Introducing Dr Love, who solves your relationship riddles in a confusing digital age
I have fallen head over heels in love with a guy I met over 3 months ago. Our eyes met at a venue, he came over to talk and, since then, our feelings have gotten stronger. We are both married though. I have been married for 12 years with 2 kids and he has been married for 5 years, with kids from a previous marriage. We started off flirting and messaging, but now drive together for meetings, meet for coffee and can't stay apart from each other. Our hearts literally stop when we are away. It's like we are soul mates. He believes what he is doing is wrong, and can't forgive himself for feeling this way. We both love our partners and don't want to hurt them, but we can't live without each other either. He tells me that he loves me a lot, but doesn't want to hurt his wife. If our partners were to find out, we would both lose everything. He doesn't want that to happen and I don't know what to do?

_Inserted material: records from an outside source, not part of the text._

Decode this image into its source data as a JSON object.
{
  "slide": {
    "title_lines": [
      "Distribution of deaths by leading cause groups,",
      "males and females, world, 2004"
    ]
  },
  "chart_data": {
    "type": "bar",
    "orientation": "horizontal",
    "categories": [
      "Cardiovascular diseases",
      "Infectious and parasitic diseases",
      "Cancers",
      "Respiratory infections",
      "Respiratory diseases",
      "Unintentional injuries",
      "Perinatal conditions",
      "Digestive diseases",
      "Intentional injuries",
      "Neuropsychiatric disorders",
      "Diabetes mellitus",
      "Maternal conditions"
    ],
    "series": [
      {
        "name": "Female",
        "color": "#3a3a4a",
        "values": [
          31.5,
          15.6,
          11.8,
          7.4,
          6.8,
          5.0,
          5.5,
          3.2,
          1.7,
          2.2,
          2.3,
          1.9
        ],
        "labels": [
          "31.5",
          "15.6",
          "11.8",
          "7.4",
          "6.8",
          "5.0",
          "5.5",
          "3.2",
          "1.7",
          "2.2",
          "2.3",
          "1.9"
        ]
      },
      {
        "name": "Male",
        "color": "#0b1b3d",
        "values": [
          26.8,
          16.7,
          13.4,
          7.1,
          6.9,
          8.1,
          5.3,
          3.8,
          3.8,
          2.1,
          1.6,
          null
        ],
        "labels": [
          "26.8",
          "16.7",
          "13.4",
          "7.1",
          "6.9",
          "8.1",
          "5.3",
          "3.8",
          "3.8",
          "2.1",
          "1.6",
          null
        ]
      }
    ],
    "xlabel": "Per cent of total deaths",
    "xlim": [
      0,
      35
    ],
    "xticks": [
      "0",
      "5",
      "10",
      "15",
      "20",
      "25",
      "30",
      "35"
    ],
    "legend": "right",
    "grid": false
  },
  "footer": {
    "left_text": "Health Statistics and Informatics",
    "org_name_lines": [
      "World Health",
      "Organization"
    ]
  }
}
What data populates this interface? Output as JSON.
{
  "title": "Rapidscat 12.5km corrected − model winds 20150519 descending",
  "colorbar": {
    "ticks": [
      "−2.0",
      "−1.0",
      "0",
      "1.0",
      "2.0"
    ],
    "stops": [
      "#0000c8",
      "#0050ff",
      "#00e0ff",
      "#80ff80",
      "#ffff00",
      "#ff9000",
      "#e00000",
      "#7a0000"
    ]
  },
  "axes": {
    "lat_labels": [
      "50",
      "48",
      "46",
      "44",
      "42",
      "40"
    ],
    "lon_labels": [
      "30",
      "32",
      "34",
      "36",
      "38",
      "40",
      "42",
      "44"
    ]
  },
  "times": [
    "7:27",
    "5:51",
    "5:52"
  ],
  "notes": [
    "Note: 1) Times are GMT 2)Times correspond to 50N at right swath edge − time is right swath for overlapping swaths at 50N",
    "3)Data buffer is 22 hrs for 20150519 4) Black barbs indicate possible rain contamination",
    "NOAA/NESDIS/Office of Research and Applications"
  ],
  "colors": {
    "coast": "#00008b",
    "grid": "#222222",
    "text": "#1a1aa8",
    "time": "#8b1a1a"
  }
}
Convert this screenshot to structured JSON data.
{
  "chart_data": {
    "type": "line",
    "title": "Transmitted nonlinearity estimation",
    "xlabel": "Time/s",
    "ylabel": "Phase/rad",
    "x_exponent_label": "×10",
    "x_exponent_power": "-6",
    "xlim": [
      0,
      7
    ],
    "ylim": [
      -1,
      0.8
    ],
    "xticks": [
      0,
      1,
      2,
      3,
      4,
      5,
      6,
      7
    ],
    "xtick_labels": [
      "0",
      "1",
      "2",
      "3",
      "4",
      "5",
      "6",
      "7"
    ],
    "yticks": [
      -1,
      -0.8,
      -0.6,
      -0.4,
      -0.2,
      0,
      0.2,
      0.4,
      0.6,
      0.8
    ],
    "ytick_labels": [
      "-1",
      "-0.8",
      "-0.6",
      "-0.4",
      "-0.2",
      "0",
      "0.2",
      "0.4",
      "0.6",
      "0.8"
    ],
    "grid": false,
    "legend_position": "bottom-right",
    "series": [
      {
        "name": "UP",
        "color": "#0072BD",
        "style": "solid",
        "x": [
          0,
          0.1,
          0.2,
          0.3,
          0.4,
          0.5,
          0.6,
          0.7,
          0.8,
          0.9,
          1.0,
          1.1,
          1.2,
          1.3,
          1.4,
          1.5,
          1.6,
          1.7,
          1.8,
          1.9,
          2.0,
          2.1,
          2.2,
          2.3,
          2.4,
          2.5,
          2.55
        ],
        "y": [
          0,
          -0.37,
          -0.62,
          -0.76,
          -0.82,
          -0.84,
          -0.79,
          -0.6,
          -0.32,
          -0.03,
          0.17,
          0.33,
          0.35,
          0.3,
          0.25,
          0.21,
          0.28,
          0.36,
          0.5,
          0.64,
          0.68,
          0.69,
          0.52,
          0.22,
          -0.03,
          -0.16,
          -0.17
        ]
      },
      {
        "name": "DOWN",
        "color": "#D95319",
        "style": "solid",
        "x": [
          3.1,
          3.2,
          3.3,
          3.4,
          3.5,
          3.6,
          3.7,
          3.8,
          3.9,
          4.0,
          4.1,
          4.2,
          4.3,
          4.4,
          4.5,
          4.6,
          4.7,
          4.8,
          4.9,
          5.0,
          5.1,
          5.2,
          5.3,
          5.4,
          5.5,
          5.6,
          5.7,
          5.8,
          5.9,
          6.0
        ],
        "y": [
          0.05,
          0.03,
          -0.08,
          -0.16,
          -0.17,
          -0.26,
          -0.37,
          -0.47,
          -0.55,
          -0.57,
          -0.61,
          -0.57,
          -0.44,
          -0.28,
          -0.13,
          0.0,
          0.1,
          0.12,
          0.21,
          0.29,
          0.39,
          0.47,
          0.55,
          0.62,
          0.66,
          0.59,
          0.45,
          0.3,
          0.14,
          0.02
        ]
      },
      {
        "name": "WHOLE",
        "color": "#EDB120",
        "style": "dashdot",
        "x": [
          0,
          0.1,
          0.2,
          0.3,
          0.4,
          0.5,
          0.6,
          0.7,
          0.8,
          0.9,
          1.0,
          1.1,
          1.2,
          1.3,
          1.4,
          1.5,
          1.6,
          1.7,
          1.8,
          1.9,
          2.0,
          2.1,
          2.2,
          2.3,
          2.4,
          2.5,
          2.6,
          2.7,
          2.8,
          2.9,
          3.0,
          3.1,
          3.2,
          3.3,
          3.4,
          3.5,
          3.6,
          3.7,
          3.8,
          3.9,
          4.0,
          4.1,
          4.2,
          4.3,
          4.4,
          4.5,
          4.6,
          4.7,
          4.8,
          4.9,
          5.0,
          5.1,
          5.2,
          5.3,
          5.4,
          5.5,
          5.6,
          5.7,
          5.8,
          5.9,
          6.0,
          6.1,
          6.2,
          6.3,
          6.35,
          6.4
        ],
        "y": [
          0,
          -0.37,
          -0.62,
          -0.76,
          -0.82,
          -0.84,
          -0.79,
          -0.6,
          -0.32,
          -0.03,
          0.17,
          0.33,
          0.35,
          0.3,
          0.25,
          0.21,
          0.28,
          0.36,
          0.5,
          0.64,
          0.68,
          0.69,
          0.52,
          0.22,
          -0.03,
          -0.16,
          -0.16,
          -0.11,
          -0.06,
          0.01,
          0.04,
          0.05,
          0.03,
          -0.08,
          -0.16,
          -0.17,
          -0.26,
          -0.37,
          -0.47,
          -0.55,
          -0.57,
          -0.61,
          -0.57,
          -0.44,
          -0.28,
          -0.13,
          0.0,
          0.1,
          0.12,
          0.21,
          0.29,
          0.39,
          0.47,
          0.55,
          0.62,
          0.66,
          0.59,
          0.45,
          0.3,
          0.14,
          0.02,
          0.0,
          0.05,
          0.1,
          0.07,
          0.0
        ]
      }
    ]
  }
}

It seems as if you both want to have your cake and eat it too. I'm afraid there's nothing that can be done about this, simply because neither of you want to change your current situation before considering a new relationship. Without that, you are both cheating on the people you are married to. There really is no other way to say it. This is hardly a column that recommends adultery, so I suggest you both change the way your relationship evolves. If you can't stand the idea of being out of each other's lives, why can't you settle for being friends? If that isn't enough to make either of you happy, you will simply have to speak to your partners and come up with a solution. Talk about this, try and figure out what it will mean to both your families before making any decisions. Needless to say, it will be anything but a painless process.